In Teil 2 führt Margarete Stöcker zur Thematik „Change Management – Der Weg in die Praxis“ aus:

  1. In dem Einstieg zur „Ausgangslage“ erfolgt ein Plädoyer vor allem für den Change hin zur Qualifikationen-differenzierten Arbeitsorganisation der Pflege.
  2. „Change Management“ wird erläutert als kontinuierliche Anpassung an Veränderungsprozesse. Erfolgsaussichten und Einflussfaktoren werden beschrieben. Aufgegriffen wird unter „Change Leadership“ die emotionalen Aspekte von Veränderungen, z.B. in Bezug auf Widerstände bei den Beteiligten.
  3. Kompakt wird zur „Umsetzung“ abgehandelt, bevor ein Abschnitt zu …
  4. „Menschenbildern“ an der humanistischen Psychologie anknüpft (Maslow, Grawe).
  5. Zu „Führungsstrukturen und Managementaufgaben“ werden u.a. bekannte Führungsmodelle aufgelistet.

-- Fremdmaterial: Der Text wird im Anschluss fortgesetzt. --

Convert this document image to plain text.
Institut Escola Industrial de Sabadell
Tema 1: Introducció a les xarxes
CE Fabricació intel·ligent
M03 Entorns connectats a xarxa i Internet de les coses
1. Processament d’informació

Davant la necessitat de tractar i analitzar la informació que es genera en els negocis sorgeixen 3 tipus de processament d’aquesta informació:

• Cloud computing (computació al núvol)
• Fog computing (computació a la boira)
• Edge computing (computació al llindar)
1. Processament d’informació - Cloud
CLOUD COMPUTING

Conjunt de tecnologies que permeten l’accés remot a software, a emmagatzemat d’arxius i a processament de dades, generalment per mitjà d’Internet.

Die Kompetenzentwicklung wird als Führungsaufgabe angerissen.
  6. Unter der Überschrift „Personalentwicklung“ wird auf den „Führungsstil“ nach Reifegraden, Teamentwicklung, Personalplanung und -entwicklung eingegangen.
  7. Als „Persönliche Skills“ gibt es kurze Ausführungen zu Kommunikationsfähigkeit, Rollenverständnis und Selbstvertrauen.
  8. Die „Grundlagen der Kommunikation“ enthalten exponiert Ausführungen zur nonverbalen Kommunikation, untermauert mit Bildern zu verschiedenen Mimik-Bedeutungen. Bei den Persönlichkeitstypen wird auf das Big-Five-Modell von Coats und McCrea sowie das 4-Farben-Modell nach DISG zugegriffen. Unter Kommunikationsmodellen erscheinen Ausführungen zum 4-Ohren-Modell, der Transaktionsanalyse und dem NLP.
  9. Zur Frage wie eine „Gelingende Gesprächsführung“ zustande kommen kann, erfolgen Ausführungen zum Fragen, aktivem Zuhören, paraphrasieren, spiegeln, zu Reframing und Reflektionen zum eigenen Verhalten.
  10. Abschließend erfolgt nun ein Fazit zu den nunmehr erforderlichen To do's.
  11. Ein umfangreiches Literaturverzeichnis rundet den Teil II ab.

In Teil III führt Peter Sausen alle zum Thema PeBeM die hierzu in Relevanz stehenden Aspekte auf, welche auch in der klassisch-konventionellen Organisationsform der üblichen arbeitsrechtlichen Alltagsfragen immer wieder Fragen aufwerfend eine Rolle spielen.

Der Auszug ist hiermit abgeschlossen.